CHAPTER XXIV.

THE MARQUISE.

Forty-eight hours have elapsed since the scenes we have described in the last chapter, and the day is Mardi Gras. Opposite the Café Turc, which in 1824 had a European reputation, stood a house of squalid appearance, inhabited, because of the low rent at which rooms could be obtained, by a number of modest tradespeople, who for the greater part of the year carried on the numerous booths on the Square.

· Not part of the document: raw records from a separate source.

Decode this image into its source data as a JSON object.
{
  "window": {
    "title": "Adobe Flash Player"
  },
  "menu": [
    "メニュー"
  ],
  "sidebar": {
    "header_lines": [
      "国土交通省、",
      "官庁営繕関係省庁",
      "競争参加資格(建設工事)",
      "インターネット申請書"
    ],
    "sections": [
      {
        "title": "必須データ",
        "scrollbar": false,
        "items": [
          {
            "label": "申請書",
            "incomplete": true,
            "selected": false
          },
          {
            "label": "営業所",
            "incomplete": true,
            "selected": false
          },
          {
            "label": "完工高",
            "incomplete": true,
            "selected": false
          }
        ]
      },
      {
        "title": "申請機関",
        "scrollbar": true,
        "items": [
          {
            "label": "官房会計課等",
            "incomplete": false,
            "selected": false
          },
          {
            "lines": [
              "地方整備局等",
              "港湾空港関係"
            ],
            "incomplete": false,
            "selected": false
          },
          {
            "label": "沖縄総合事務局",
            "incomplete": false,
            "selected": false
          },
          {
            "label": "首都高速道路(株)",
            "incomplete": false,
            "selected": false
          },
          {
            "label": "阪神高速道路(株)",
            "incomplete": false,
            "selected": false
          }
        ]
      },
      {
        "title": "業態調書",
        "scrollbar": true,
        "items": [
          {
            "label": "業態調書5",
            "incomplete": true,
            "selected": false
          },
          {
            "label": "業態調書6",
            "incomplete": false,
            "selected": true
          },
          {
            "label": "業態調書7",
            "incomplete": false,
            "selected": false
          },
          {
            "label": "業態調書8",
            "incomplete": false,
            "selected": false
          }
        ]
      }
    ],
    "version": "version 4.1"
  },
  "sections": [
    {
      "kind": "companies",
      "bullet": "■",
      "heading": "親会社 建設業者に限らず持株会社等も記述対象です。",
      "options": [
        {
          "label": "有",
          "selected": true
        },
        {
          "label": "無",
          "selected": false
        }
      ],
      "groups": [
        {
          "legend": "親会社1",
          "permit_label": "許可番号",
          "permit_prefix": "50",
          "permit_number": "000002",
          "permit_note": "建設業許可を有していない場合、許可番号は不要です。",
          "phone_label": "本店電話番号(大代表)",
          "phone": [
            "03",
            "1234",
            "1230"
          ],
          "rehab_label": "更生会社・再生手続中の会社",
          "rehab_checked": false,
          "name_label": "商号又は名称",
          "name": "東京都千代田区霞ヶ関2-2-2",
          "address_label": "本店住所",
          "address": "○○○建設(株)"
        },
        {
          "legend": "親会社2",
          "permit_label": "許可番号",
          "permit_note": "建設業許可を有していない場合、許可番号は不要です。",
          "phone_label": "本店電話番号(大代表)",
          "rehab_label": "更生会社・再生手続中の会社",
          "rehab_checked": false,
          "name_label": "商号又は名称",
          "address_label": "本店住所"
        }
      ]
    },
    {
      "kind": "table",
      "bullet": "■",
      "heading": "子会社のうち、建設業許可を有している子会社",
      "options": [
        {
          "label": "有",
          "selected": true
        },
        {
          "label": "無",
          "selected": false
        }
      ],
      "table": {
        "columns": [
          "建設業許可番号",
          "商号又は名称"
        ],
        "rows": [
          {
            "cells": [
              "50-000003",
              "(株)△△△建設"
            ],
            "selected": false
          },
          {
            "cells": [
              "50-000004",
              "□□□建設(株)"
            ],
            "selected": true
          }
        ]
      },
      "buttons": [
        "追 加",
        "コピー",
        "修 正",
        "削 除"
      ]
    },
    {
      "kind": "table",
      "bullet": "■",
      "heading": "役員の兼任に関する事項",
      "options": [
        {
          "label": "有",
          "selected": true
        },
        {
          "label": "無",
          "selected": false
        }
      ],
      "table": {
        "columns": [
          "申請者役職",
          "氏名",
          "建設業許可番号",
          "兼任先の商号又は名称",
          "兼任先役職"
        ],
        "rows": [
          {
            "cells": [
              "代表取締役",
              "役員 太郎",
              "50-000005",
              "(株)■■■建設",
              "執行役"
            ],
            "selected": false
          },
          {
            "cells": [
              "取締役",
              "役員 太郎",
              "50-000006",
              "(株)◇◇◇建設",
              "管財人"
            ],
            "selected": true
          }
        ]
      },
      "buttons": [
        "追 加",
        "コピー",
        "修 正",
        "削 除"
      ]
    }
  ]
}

Before describing this picturesque corner of old Paris, unknown to the present generation, we will enter this house to which we have alluded, and which bore the number 42 of the Boulevard du Temple. In a room on the fifth floor, the girl who was called the Marquise was finishing her toilette before the mirror. A poor little room enough, with its faded wall paper, its narrow bed pushed into the corner, its two chairs and pine table. The window closed but imperfectly, and the wind blew out the curtain like a sail. Colored prints were fastened against the wall, and everything was exquisitely clean. A white napkin was spread upon the table, and the bed had snowy curtains. The mirror at this moment was worth more than any from Venice, for it reflected a charming Greuze-like face.

The singer was twisting up her rebellious curls, and endeavoring to bring her hair into some kind of order. Her complexion was exquisite, her big dark eyes were full of sunshine, and her lips were beautiful and fresh. She fastened on her muslin cap, and then the graceful hands fluttered about her dress arranging that also.

Suddenly a deep sigh, apparently from the next room, reached her ear. She ran to the communicating door, and, opening it cautiously, looked in.

"Poor woman!" she said to herself, "she is awake. I wonder if she suffers still."

Then a voice called, "Cinette! little Cinette!"